Despite the declining importance of a physical exam in modern practice, there are many situations where a physical consult is a necessity. I submit that you must insist on a physical consult if you are seeing the patient for the first time. An X-ray chest cannot substitute for a chest examination; you will miss many cases of pneumonia. Another example, how can one examine a child with undescended testis without trying to palpate the testis? A USG locates the testis accurately in about 50% of cases! Will you do an MRI for all your undescended testes patients?
The best-laid schemes o’ Mice an’ Men
Gang aft agley,
An’ lea’e us nought but grief an’ pain,
For promis’d joy!
To a mouse
– Robert Burns
We may plan, check, cross-check and double-check; machines and men will breakdown and result in frustration and wastage of time due to failed computers, failed connections, low usage of technology.
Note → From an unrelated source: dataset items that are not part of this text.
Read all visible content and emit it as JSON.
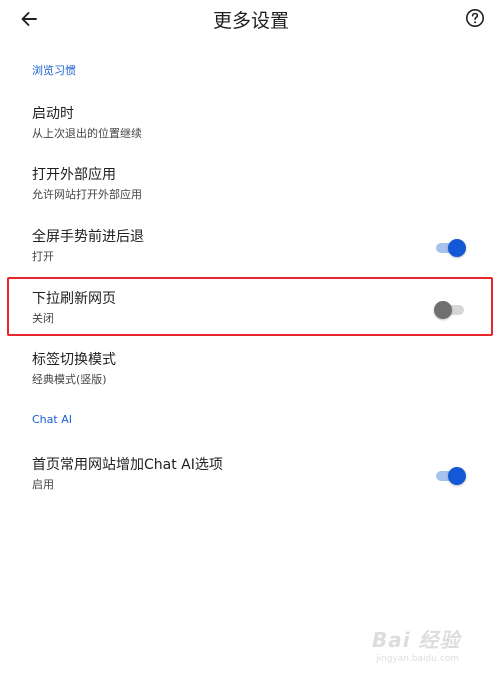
{
  "header": {
    "title": "更多设置",
    "back_icon": "arrow-back-icon",
    "help_icon": "help-circle-icon"
  },
  "sections": [
    {
      "header": "浏览习惯",
      "items": [
        {
          "title": "启动时",
          "subtitle": "从上次退出的位置继续",
          "toggle": null
        },
        {
          "title": "打开外部应用",
          "subtitle": "允许网站打开外部应用",
          "toggle": null
        },
        {
          "title": "全屏手势前进后退",
          "subtitle": "打开",
          "toggle": "on"
        },
        {
          "title": "下拉刷新网页",
          "subtitle": "关闭",
          "toggle": "off"
        },
        {
          "title": "标签切换模式",
          "subtitle": "经典模式(竖版)",
          "toggle": null
        }
      ]
    },
    {
      "header": "Chat AI",
      "items": [
        {
          "title": "首页常用网站增加Chat AI选项",
          "subtitle": "启用",
          "toggle": "on"
        }
      ]
    }
  ],
  "highlight": {
    "target": "下拉刷新网页",
    "color": "#e8262b"
  },
  "colors": {
    "accent": "#1558d6",
    "section_header": "#1a5fd0",
    "toggle_on_track": "#a8c2ee",
    "toggle_off_thumb": "#6f6f6f"
  },
  "watermark": {
    "text": "Bai 经验",
    "url": "jingyan.baidu.com"
  }
}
There is no getting around this, and the best is to anticipate that these things will happen. Just reschedule the teleconsult.
The basic cost of setting up a teleconsult restricts its use to a certain class of patients and doctors only. A lot of illiterate, semi-illiterate, and the voluntarily illiterate (computer variety) are excluded. You must account for them and make provisions and have a safety net for this subset of your patient population.
To summarize, one may rail against the concept of Telemedicine, but it is here to stay. If you do not dive into it, then rest assured that you will lose at least some of your practice to a friendly practitioner halfway across the world!
A slight twist on an adage: “To the well-prepared, go the spoils of war”. If you spend some time planning out and preparing adequately for your online strategy, you will be much better prepared to get into the brave new world of Telemedicine.
Furthermore, I leave you with a quote as a caution:
“It has become appallingly obvious that our technology has exceeded our humanity.”
— Albert Einstein
I am sure that I have missed out on some more advantages and disadvantages of teleconsults. Please feel free to add to our collective knowledge about what you think are the most significant pros and cons of Telemedicine in the comments section below.
Dr Nathani I congratulate you for excellent write up on this subject. You have covered up almost all the points. There is nothing much to add. I feel both the system should go hand in hand .
As you have mention whether the facilities not available . In this progressive era the telemedicine have a important role to play.
Very nice article. liked it. U have covered almost every aspect of it.. I would like to add that tele consultation would be of great use in bad weather conditions like extreme cold or say heavy rains where it is practically not possible to reach a clinic or hospital. Secondly it’s very useful for dermatologists atleast diagnosis part where chances of missing out are very minimal.